Exploring the therapeutic potential of Abelmoschi Corolla in psoriasis: Mechanisms of action and inflammatory pathway disruption

Abstract

Background

Psoriasis is a prevalent chronic inflammatory skin condition for which existing treatments often fall short of fully addressing patient needs. Abelmoschi Corolla (AC), a traditional Chinese medicine, and its ethanol extract, huangkui capsule, are well established for the treatment of chronic kidney diseases. The therapeutic mechanisms of AC include anti-inflammatory effects and immune modulation, which align with psoriasis treatment strategies. Nevertheless, the potential of AC as a therapeutic agent for psoriasis remains unexplored.

Purpose

This study aimed to evaluate the efficacy of AC in treating psoriasis and, if effective, to elucidate the underlying mechanisms by which AC exerts its therapeutic effects.

Methods

To assess the therapeutic potential of AC, an imiquimod-induced psoriasis-like mouse model was utilized. Bioinformatics and machine learning approaches were employed to predict the targets and mechanisms of AC in psoriasis. Further validation was performed using targeted metabolite quantification, immunohistochemistry, polymerase chain reaction, and western blotting.

Results

AC treatment significantly improved psoriasis-like skin lesions, as indicated by enhancements in appearance, PASI scores, a reduction in epidermal hyperproliferation, and decreased immune cell infiltration. Bioinformatics and machine learning analyses identified arginase 1 (ARG1) as a key target of AC in psoriasis.
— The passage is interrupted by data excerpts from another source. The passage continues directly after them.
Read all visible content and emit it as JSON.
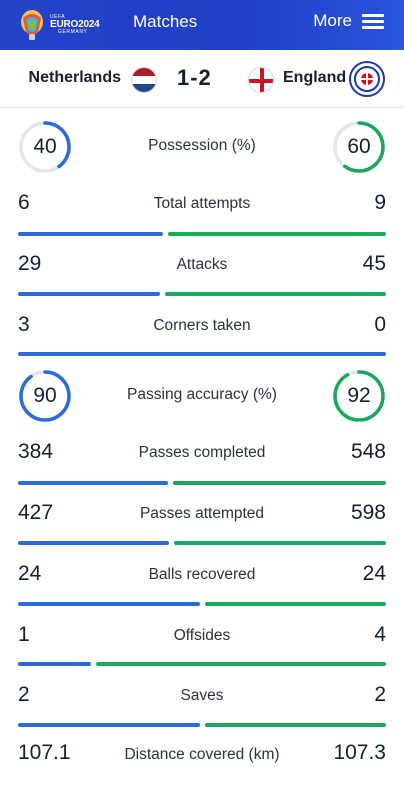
{
  "header": {
    "logo_sub": "UEFA",
    "logo_main": "EURO2024",
    "logo_country": "GERMANY",
    "title": "Matches",
    "more_label": "More",
    "colors": {
      "bar_bg": "#2342c8"
    }
  },
  "match": {
    "home": {
      "name": "Netherlands",
      "flag": "netherlands-flag"
    },
    "away": {
      "name": "England",
      "flag": "england-flag"
    },
    "score": "1-2"
  },
  "colors": {
    "home": "#2a6bd9",
    "away": "#19a85c",
    "track": "#e3e6ec"
  },
  "stats": [
    {
      "label": "Possession (%)",
      "home": "40",
      "away": "60",
      "type": "ring",
      "home_frac": 0.4,
      "away_frac": 0.6
    },
    {
      "label": "Total attempts",
      "home": "6",
      "away": "9",
      "type": "bar",
      "home_num": 6,
      "away_num": 9
    },
    {
      "label": "Attacks",
      "home": "29",
      "away": "45",
      "type": "bar",
      "home_num": 29,
      "away_num": 45
    },
    {
      "label": "Corners taken",
      "home": "3",
      "away": "0",
      "type": "bar",
      "home_num": 3,
      "away_num": 0
    },
    {
      "label": "Passing accuracy (%)",
      "home": "90",
      "away": "92",
      "type": "ring",
      "home_frac": 0.9,
      "away_frac": 0.92
    },
    {
      "label": "Passes completed",
      "home": "384",
      "away": "548",
      "type": "bar",
      "home_num": 384,
      "away_num": 548
    },
    {
      "label": "Passes attempted",
      "home": "427",
      "away": "598",
      "type": "bar",
      "home_num": 427,
      "away_num": 598
    },
    {
      "label": "Balls recovered",
      "home": "24",
      "away": "24",
      "type": "bar",
      "home_num": 24,
      "away_num": 24
    },
    {
      "label": "Offsides",
      "home": "1",
      "away": "4",
      "type": "bar",
      "home_num": 1,
      "away_num": 4
    },
    {
      "label": "Saves",
      "home": "2",
      "away": "2",
      "type": "bar",
      "home_num": 2,
      "away_num": 2
    },
    {
      "label": "Distance covered (km)",
      "home": "107.1",
      "away": "107.3",
      "type": "bar",
      "home_num": 107.1,
      "away_num": 107.3
    }
  ]
}
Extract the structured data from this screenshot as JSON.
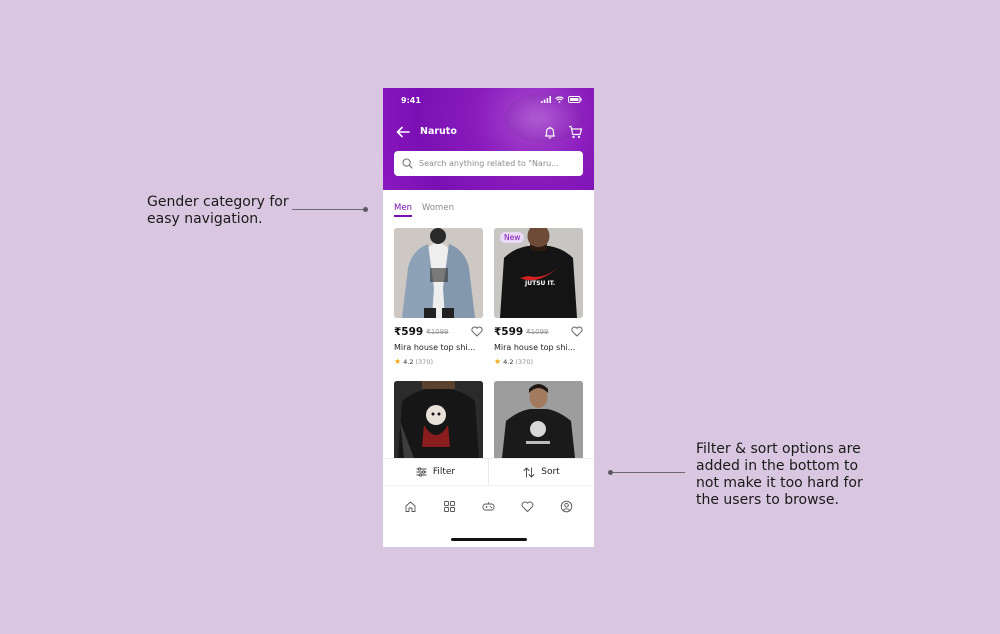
{
  "annotations": {
    "left": "Gender category for\neasy navigation.",
    "right": "Filter & sort options are\nadded in the bottom to\nnot make it too hard for\nthe users to browse."
  },
  "status_bar": {
    "time": "9:41"
  },
  "header": {
    "title": "Naruto"
  },
  "search": {
    "placeholder": "Search anything related to \"Naru..."
  },
  "tabs": [
    {
      "label": "Men",
      "active": true
    },
    {
      "label": "Women",
      "active": false
    }
  ],
  "products": [
    {
      "price": "₹599",
      "mrp": "₹1099",
      "name": "Mira house top shi...",
      "rating": "4.2",
      "reviews": "(370)",
      "badge": ""
    },
    {
      "price": "₹599",
      "mrp": "₹1099",
      "name": "Mira house top shi...",
      "rating": "4.2",
      "reviews": "(370)",
      "badge": "New",
      "print_text": "JUTSU IT."
    }
  ],
  "actions": {
    "filter": "Filter",
    "sort": "Sort"
  },
  "bottom_nav": [
    "home-icon",
    "categories-icon",
    "gamepad-icon",
    "wishlist-icon",
    "profile-icon"
  ],
  "colors": {
    "brand": "#7a10b3",
    "background": "#d9c6e0",
    "star": "#f3a815"
  }
}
Experimental validation demonstrated that AC reduced ARG1 expression, arginine metabolism, and polyamine production by upregulating PP6 expression and inhibiting C/EBP-β activation in psoriatic keratinocytes, resulting in the suppression of dendritic cell infiltration and a reduction in the expression of inflammatory cytokines, including IL-23, IL-6, IL-1β, IL-17A, and TNF-α.

Conclusions

AC disrupted the inflammatory pathways associated with psoriasis and alleviated imiquimod-induced psoriasis-like skin inflammation by inhibiting ARG1 overexpression and arginine metabolism in psoriatic keratinocytes. These findings suggest that AC has significant potential as a therapeutic agent for psoriasis and warrants further research and development.